I've created a class Fraction and am trying to use it in a main () but keep getting an error in my compiler that says "main must return int". My teacher says it's fine but i need to compile and run so i know that it works. Any suggestions? Thank you, jennie
#include <iostream.h>


class Fraction
{
public:
int num, den;
};

void main()
{
Fraction oneFraction;
float decimal = oneFraction.num/oneFraction.den;

cout <<"Please enter a numerator "<<endl;
cin >>oneFraction.num;
cout <<"The numerator is "<<oneFraction.num<<endl;

cout <<"Please enter a denominator "<<endl;
cin >>oneFraction.den;

while (oneFraction.den == 0)
{
cout<<"Enter a number greater than zero."<<endl;
cin >>oneFraction.den;
}
cout <<"The denominator is "<<oneFraction.den<<endl;


cout <<"The fraction in decimal value is "<<decimal<<endl;
if(decimal>1)
cout<<"The decimal value is greater than one."<<endl;

getchar();

}

>compiler says "main must return int"
>teacher says it's fine
Your compiler is right and your teacher is wrong. main has never returned anything but int in C or C++. If a compiler allows it then it's a non-standard extension to the language and you can't expect your code to do anything meaningful on another compiler. The following definition for main will work everywhere without fail in any version of either C or C++:

int main()
{
  return 0;
}

However, the recommended C style (that also works perfectly for C++) is

int main(void)
{
  return 0;
}

to promote continuity with the way declarations are handled, and the recommended C++ style is

int main()
{
}

because C++ will return 0 (for success) automagically, thus removing the only argument that idiotic void mainers constantly spout about returning 0 taking too much effort. The same feature is in the latest version of C, but because it isn't widely implemented yet, you should continue to work with the common subset of "old" C and "new" C.

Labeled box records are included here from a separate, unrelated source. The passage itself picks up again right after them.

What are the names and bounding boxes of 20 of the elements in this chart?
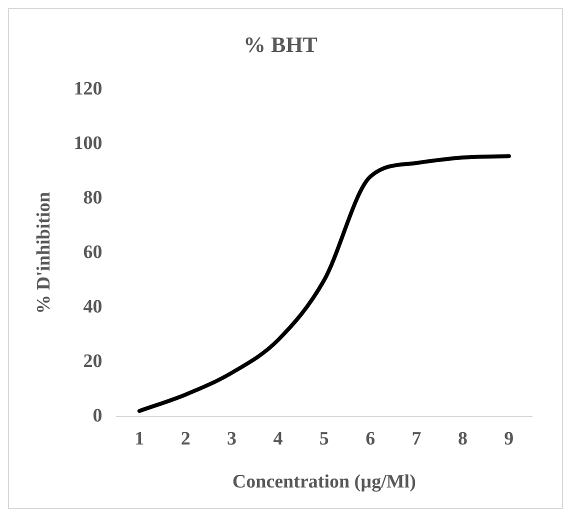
y-tick-label: 0 (92, 405, 102, 426)
x-tick-label: 4 (273, 428, 284, 450)
x-tick-label: 6 (366, 428, 376, 450)
line-series (137, 154, 511, 413)
y-tick-label: 40 (83, 296, 102, 318)
y-tick-label: 120 (74, 78, 102, 100)
x-tick-label: 8 (458, 428, 468, 450)
x-tick-label: 7 (412, 428, 422, 450)
y-axis-title: % D'inhibition (33, 191, 54, 314)
y-tick-label: 100 (74, 132, 102, 154)
x-tick-label: 2 (180, 428, 190, 450)
y-tick-label: 20 (83, 350, 102, 372)
x-tick-label: 3 (227, 428, 237, 450)
x-tick-label: 9 (504, 428, 514, 450)
y-tick-label: 60 (83, 242, 102, 263)
x-axis-title: Concentration (µg/Ml) (232, 472, 416, 493)
y-tick-label: 80 (83, 187, 102, 208)
x-tick-label: 1 (134, 428, 144, 450)
x-tick-label: 5 (319, 428, 329, 450)
chart-title: % BHT (244, 32, 318, 57)
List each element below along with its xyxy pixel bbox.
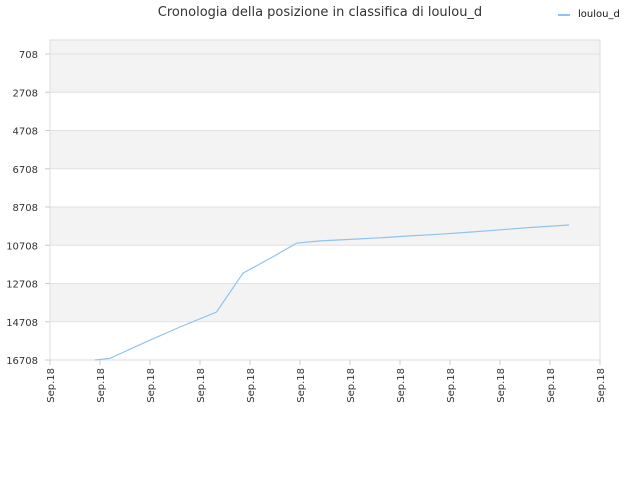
series-line-loulou_d <box>94 224 570 361</box>
y-tick-label: 4708 <box>13 127 38 138</box>
plot-band <box>50 40 600 93</box>
plot-border <box>49 39 601 361</box>
x-tick-label: Sep.18 <box>546 368 557 403</box>
y-tick-label: 2708 <box>13 88 38 99</box>
x-tick-label: Sep.18 <box>246 368 257 403</box>
x-tick-label: Sep.18 <box>46 368 57 403</box>
x-tick-label: Sep.18 <box>146 368 157 403</box>
y-tick-label: 14708 <box>6 318 38 329</box>
y-tick-label: 12708 <box>6 280 38 291</box>
y-tick-label: 6708 <box>13 165 38 176</box>
y-tick-label: 16708 <box>6 356 38 367</box>
x-tick-label: Sep.18 <box>446 368 457 403</box>
x-tick-label: Sep.18 <box>496 368 507 403</box>
legend-swatch <box>558 13 570 16</box>
plot-band <box>50 207 600 246</box>
y-tick-label: 8708 <box>13 203 38 214</box>
x-tick-label: Sep.18 <box>296 368 307 403</box>
y-tick-label: 708 <box>19 50 38 61</box>
y-tick-label: 10708 <box>6 241 38 252</box>
plot-band <box>50 283 600 322</box>
x-axis-ticks: Sep.18 Sep.18 Sep.18 Sep.18 Sep.18 Sep.18 Sep.… <box>46 360 607 403</box>
chart-title: Cronologia della posizione in classifica… <box>157 5 483 20</box>
x-tick-label: Sep.18 <box>596 368 607 403</box>
y-axis-ticks: 708 2708 4708 6708 8708 10708 12708 14708 16708 <box>6 50 50 367</box>
plot-background-bands <box>50 40 600 322</box>
x-tick-label: Sep.18 <box>396 368 407 403</box>
plot-band <box>50 130 600 169</box>
x-tick-label: Sep.18 <box>96 368 107 403</box>
x-tick-label: Sep.18 <box>196 368 207 403</box>
series-group <box>94 224 570 361</box>
legend-label: loulou_d <box>578 9 620 20</box>
x-tick-label: Sep.18 <box>346 368 357 403</box>
legend[interactable]: loulou_d <box>558 9 620 20</box>
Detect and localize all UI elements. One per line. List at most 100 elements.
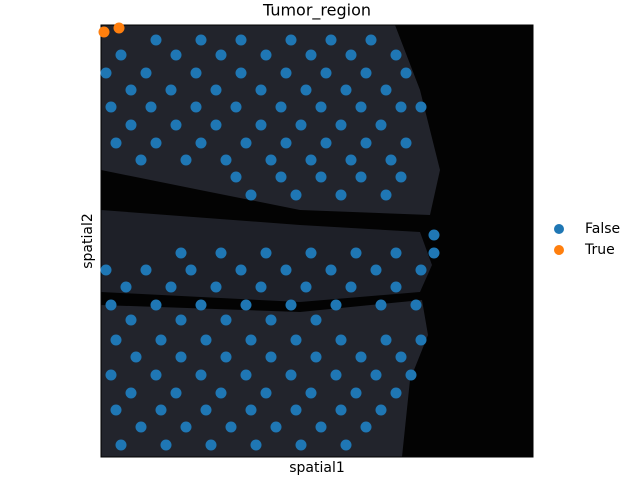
point	[330, 299, 342, 311]
point	[200, 334, 212, 346]
point	[335, 119, 347, 131]
point	[365, 34, 377, 46]
point	[375, 119, 387, 131]
point	[235, 264, 247, 276]
point	[305, 247, 317, 259]
point	[215, 247, 227, 259]
point	[335, 334, 347, 346]
point	[370, 369, 382, 381]
point	[235, 34, 247, 46]
point	[110, 334, 122, 346]
legend-label: True	[584, 242, 615, 258]
point	[230, 101, 242, 113]
point	[290, 334, 302, 346]
point	[140, 264, 152, 276]
point	[315, 421, 327, 433]
point	[120, 281, 132, 293]
tissue-image	[101, 25, 533, 457]
point	[175, 247, 187, 259]
point	[105, 101, 117, 113]
point	[305, 154, 317, 166]
point	[200, 404, 212, 416]
point	[190, 101, 202, 113]
point	[255, 119, 267, 131]
point	[375, 299, 387, 311]
point	[245, 404, 257, 416]
point	[115, 439, 127, 451]
point	[175, 314, 187, 326]
point	[385, 154, 397, 166]
point	[360, 67, 372, 79]
point	[270, 421, 282, 433]
point	[340, 84, 352, 96]
point	[210, 84, 222, 96]
point	[115, 49, 127, 61]
point	[415, 101, 427, 113]
point	[395, 351, 407, 363]
point	[350, 387, 362, 399]
point	[180, 154, 192, 166]
point	[215, 49, 227, 61]
point	[380, 84, 392, 96]
point	[428, 247, 440, 259]
point	[240, 369, 252, 381]
point	[390, 49, 402, 61]
point	[285, 299, 297, 311]
point	[290, 189, 302, 201]
point	[220, 351, 232, 363]
point	[310, 351, 322, 363]
point	[240, 137, 252, 149]
point	[370, 264, 382, 276]
point	[315, 101, 327, 113]
point	[355, 101, 367, 113]
point	[160, 439, 172, 451]
point	[125, 387, 137, 399]
point	[405, 369, 417, 381]
point	[205, 439, 217, 451]
legend-marker	[554, 245, 564, 255]
point	[165, 281, 177, 293]
point	[210, 281, 222, 293]
point	[135, 421, 147, 433]
point	[305, 387, 317, 399]
point	[190, 67, 202, 79]
point	[315, 171, 327, 183]
point	[145, 101, 157, 113]
x-axis-label: spatial1	[289, 460, 345, 476]
point	[320, 67, 332, 79]
point	[175, 351, 187, 363]
point	[380, 189, 392, 201]
point	[98, 26, 110, 38]
point	[325, 34, 337, 46]
point	[125, 119, 137, 131]
point	[260, 387, 272, 399]
point	[410, 299, 422, 311]
point	[135, 154, 147, 166]
point	[100, 264, 112, 276]
point	[195, 369, 207, 381]
point	[360, 421, 372, 433]
point	[400, 137, 412, 149]
point	[355, 351, 367, 363]
point	[125, 314, 137, 326]
point	[265, 154, 277, 166]
point	[390, 247, 402, 259]
point	[390, 281, 402, 293]
point	[170, 119, 182, 131]
point	[210, 119, 222, 131]
point	[320, 137, 332, 149]
point	[330, 369, 342, 381]
point	[375, 404, 387, 416]
point	[305, 49, 317, 61]
legend-label: False	[585, 221, 620, 237]
point	[395, 171, 407, 183]
point	[215, 387, 227, 399]
point	[225, 421, 237, 433]
point	[285, 34, 297, 46]
point	[230, 171, 242, 183]
point	[285, 369, 297, 381]
point	[150, 34, 162, 46]
point	[105, 299, 117, 311]
point	[110, 137, 122, 149]
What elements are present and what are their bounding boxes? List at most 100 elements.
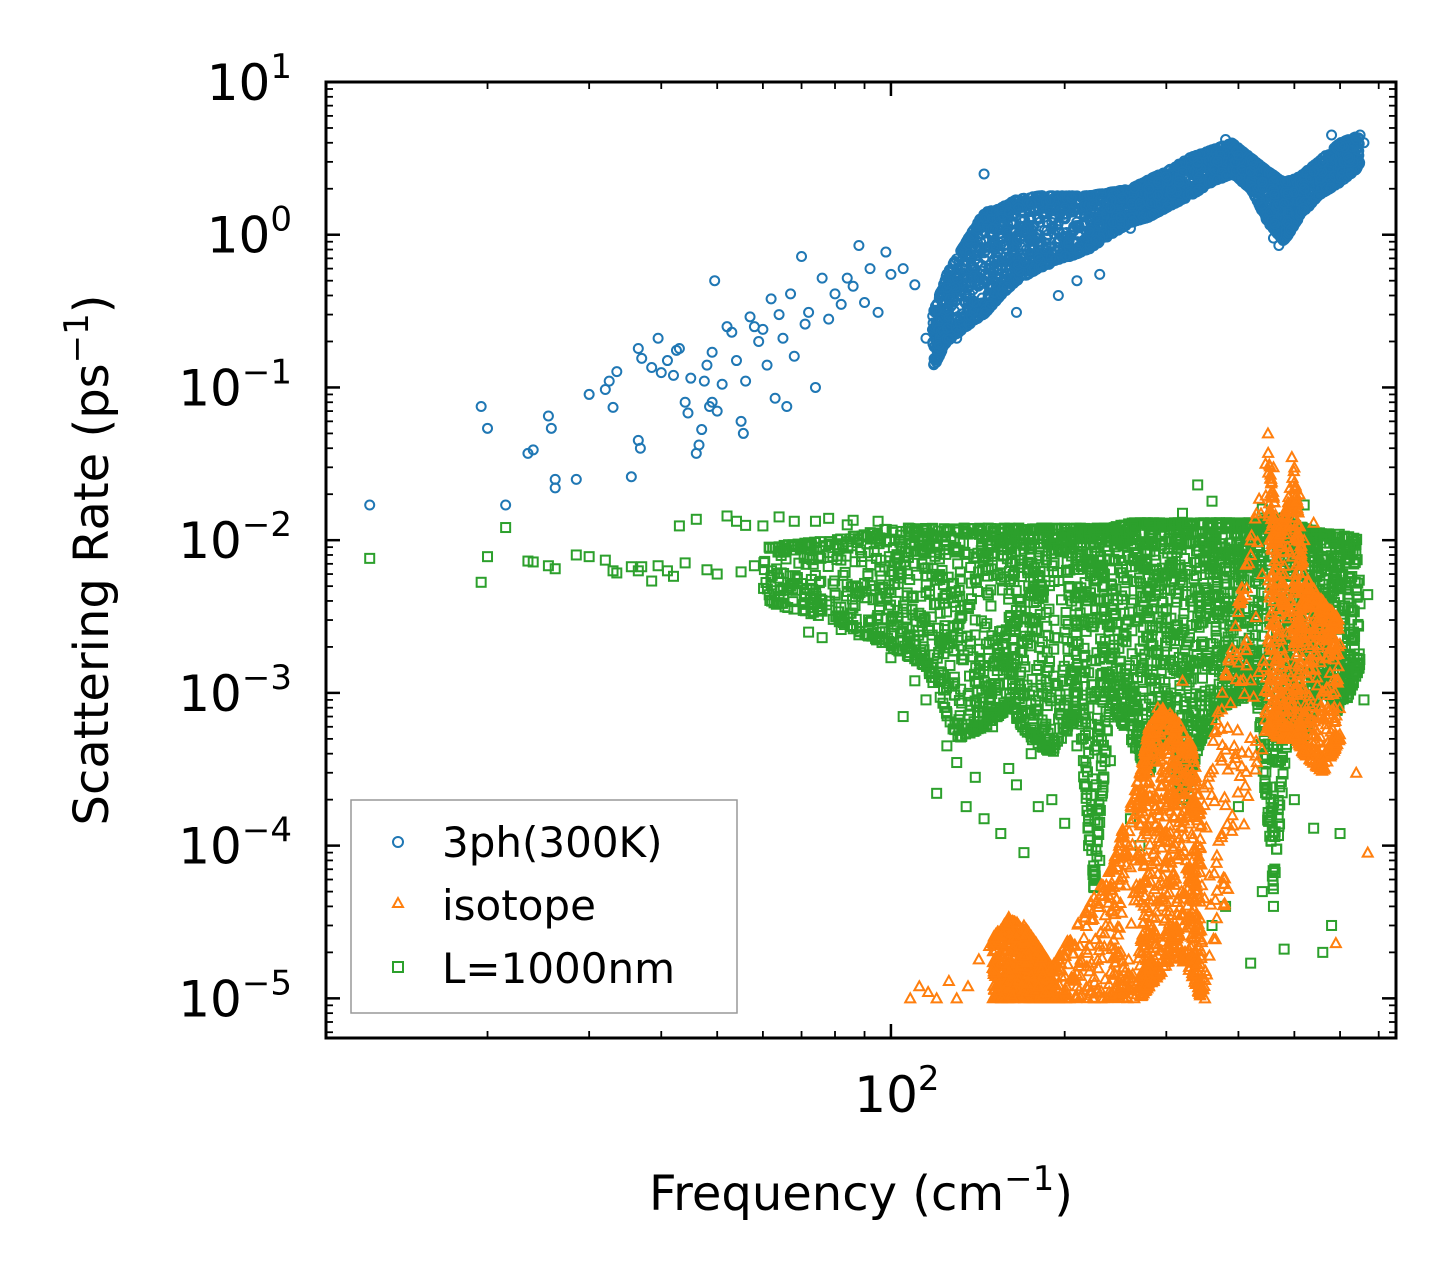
data-point (992, 679, 1004, 691)
data-point (898, 556, 910, 568)
data-point (1048, 643, 1060, 655)
data-point (835, 554, 847, 566)
data-point (892, 567, 904, 579)
data-point (934, 691, 946, 703)
data-point (1014, 670, 1026, 682)
data-point (954, 613, 966, 625)
data-point (847, 602, 859, 614)
data-point (817, 541, 829, 553)
data-point (990, 534, 1002, 546)
data-point (901, 623, 913, 635)
data-marks (364, 129, 1375, 1004)
data-point (983, 691, 995, 703)
data-point (807, 558, 819, 570)
data-point (931, 574, 943, 586)
data-point (1060, 606, 1072, 618)
data-point (1048, 670, 1060, 682)
data-point (983, 636, 995, 648)
data-point (891, 644, 903, 656)
data-point (892, 553, 904, 565)
data-point (959, 546, 971, 558)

If your teacher disagrees then direct him here and I'll be happy to explain in detail why he's stupid.

lol can you not explain anyway? NAr I'm joking! But i cant belive i missed out return 0; didnt see that error....

When you get your program running your in for another surprise. Your program will say, for instance, that 3/5 = 0. The problem is that onefraction.num and onefraction.den are integrs and when you divide integers you just get their integer quotient. Something like this will work: decimal = (1.0*onefraction.num)/onefraction.den;, or you could use a cast.